Look up in the night sky right now and the brightest light blinking back is Mars — so dazzling it almost equals the once-in-a-lifetime view in 2003.
Earth and Mars end up on the same side of the sun every 2.2 years. But because the two planets’ orbits are ellipitical, they’re sometimes close and sometimes far apart. This month through early August, they happen to be very close.
Though close is relative in astronomy.
In 2003, Mars was the closest to Earth in 60,000 years when the two planets eyed each other from a scant 34.6 million miles away.
Mars isn’t quite that close this time around, but at just 35.8 million miles apart, it’s the best view terrestials will get of the red planet until Sept. 11, 2035.
“It’s already phenomenal right now,” said Bob Bonadurer, director of the Milwaukee Public Museum’s Daniel M. Soref National Geographic Dome Theater & Planetarium. “It’s already amazing. It just really stands out like Jupiter stands out — though it passed up Jupiter in brightness on July 7.”
Mars reaches its closest point to Earth on July 27, rising at sunset in the southeast and setting at sunrise in the southwest in the constellation of Sagittarius.
Right now, Mars is rising just before 10 p.m., but by the end of July it will be rising as the sun goes down, around 8:30 p.m.
When Mars is farther away and fainter in the sky, it appears more reddish. When it’s closer and brighter, the color appears more orange.

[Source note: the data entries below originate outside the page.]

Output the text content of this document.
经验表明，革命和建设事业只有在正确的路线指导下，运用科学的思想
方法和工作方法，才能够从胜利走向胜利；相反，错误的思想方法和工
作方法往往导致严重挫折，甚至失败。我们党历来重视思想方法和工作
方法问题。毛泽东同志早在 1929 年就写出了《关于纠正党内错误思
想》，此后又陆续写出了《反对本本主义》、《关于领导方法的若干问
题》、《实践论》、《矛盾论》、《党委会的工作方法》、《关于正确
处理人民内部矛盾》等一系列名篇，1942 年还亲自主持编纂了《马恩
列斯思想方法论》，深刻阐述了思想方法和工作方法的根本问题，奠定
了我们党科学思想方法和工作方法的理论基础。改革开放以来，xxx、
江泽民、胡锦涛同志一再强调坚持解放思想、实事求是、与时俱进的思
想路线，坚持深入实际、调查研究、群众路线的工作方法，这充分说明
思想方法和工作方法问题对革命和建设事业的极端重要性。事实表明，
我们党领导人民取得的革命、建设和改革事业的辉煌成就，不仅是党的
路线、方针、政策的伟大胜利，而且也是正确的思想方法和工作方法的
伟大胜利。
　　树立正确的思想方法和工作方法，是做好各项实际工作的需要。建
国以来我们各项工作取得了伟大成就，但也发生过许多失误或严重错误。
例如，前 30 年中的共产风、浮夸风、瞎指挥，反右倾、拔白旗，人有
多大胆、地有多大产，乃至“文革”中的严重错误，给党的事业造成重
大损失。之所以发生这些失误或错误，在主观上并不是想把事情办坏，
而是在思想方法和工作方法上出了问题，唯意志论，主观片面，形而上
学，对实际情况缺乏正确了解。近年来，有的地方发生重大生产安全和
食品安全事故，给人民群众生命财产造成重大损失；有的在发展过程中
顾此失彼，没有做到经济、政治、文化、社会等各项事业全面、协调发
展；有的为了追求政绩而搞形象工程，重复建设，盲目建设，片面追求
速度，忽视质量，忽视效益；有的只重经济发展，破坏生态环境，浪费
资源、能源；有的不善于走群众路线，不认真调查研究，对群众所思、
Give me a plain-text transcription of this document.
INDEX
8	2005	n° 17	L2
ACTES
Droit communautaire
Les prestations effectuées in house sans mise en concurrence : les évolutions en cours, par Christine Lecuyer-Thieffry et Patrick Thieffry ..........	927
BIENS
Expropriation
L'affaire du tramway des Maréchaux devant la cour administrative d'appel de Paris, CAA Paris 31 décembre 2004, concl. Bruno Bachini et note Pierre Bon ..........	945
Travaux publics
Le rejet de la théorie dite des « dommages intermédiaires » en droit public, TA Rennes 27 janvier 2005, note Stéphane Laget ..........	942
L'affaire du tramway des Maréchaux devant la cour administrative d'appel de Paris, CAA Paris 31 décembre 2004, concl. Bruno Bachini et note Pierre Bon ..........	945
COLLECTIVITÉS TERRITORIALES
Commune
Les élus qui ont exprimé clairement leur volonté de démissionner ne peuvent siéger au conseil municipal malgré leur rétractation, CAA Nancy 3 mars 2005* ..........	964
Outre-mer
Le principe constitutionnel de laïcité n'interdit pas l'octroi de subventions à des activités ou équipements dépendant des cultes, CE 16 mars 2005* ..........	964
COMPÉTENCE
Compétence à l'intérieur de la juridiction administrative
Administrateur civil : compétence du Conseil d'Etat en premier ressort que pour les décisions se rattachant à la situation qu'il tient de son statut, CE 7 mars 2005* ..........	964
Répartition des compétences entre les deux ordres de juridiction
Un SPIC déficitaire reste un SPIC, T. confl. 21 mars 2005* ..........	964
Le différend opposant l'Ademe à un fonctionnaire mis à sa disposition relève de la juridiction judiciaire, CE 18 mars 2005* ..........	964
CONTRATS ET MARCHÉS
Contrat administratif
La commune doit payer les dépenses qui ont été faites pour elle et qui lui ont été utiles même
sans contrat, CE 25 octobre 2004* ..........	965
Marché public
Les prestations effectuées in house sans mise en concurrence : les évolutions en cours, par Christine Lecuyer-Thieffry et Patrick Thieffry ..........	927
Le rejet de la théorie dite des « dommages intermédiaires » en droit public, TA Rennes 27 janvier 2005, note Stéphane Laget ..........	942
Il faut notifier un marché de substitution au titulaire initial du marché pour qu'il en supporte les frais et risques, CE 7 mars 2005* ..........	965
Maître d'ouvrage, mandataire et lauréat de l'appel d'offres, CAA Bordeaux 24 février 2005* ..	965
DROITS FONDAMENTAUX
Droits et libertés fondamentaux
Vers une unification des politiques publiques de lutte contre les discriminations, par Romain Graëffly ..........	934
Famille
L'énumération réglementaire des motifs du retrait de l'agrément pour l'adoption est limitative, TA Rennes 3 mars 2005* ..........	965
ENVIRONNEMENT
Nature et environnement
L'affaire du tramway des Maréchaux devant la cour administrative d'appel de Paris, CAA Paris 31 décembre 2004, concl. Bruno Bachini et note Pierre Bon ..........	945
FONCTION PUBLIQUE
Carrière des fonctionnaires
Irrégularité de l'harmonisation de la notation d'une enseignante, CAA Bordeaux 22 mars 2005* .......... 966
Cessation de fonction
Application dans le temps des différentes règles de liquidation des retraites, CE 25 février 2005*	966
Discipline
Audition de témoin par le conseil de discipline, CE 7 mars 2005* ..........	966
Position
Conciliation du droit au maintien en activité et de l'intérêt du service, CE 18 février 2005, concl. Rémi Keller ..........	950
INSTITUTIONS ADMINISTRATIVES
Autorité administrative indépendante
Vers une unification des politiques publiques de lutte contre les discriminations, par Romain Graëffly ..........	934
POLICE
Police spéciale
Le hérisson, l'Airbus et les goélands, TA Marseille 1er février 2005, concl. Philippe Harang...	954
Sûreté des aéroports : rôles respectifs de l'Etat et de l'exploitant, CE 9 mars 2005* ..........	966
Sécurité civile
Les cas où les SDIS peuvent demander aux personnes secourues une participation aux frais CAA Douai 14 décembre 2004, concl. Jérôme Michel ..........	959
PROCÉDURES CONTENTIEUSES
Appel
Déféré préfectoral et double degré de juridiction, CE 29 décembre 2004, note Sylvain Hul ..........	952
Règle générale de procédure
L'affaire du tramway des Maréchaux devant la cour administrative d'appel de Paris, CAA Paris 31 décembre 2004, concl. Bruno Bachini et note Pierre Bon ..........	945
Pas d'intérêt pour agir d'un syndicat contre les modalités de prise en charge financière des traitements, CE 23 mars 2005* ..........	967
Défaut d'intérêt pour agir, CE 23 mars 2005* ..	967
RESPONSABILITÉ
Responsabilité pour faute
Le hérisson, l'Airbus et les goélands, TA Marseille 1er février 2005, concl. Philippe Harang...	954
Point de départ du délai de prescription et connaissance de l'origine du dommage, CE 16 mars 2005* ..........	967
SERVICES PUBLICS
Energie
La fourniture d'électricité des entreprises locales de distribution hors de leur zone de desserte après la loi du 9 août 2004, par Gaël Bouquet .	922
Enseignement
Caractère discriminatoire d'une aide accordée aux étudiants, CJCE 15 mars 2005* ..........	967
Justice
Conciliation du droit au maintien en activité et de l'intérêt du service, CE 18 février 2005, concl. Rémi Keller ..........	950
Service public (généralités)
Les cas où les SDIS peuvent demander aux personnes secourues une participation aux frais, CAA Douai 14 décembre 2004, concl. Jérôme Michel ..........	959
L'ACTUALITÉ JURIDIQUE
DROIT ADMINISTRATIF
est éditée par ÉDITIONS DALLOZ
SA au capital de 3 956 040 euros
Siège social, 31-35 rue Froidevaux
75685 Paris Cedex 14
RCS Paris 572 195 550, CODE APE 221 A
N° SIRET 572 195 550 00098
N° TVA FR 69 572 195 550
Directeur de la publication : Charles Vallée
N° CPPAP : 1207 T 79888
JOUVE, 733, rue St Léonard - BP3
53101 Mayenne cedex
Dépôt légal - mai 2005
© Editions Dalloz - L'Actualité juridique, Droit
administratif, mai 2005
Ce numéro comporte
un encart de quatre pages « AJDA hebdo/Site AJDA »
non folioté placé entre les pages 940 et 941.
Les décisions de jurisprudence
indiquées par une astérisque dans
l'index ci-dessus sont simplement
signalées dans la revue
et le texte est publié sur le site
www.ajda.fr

“Mars itself doesn’t change. It’s more due to the nature of its brightness. But it’s like going to the paint store. What type of orange? Peach, butterscotch, pumpkin, tangerine?” said Bonadurer. “It’s just cool to look at.”
Bonadurer was working at the Minneapolis Planetarium in August 2003 when the rarity of seeing Mars the closest to Earth in 60,000 years drew hordes of stargazers to parks, museums, planetariums and astronomy clubs around the world. That year it could be seen early in the morning and Bonadurer was dumbfounded to see 5,000 people come to a Mars viewing event at 5 a.m. in Minneapolis.
But maybe it’s also the appeal of Mars. Earthlings have been fascinated for centuries by the fourth rock from the sun, writing books, making movies and sending spacecraft there. In Mars’ favor is the fact that it’s not Venus, Earth’s other neighbor, a hellish place that’s the hottest world in our solar system.
Plus there’s the possibility of life on Mars.
“There’s so much evidence for water on Mars. There’s ice on Mars and there’s plenty of evidence that it had a thicker atmosphere. Where there’s water, life is a possibility,” said Bonadurer.
Unlike the moon, it’s fairly difficult to get an up-close view of Mars and its poles. Bonadurer said a 4-inch telescope won’t do it. An 8-inch or larger telescope is needed, and it must be away from light pollution. Mars is fairly low in the sky, which means its light is traveling through more of Earth’s murky atmosphere. Mars will also appear hazy because of a large dust storm now swirling around the planet. Dust storms can last weeks on Mars.
Bonadurer recommends simply looking up at the sky. Mars is the brightest dot out there and though it will begin to grow fainter by mid-August as Earth orbits faster and moves farther away, it will remain brighter than Jupiter or any night star until mid-September.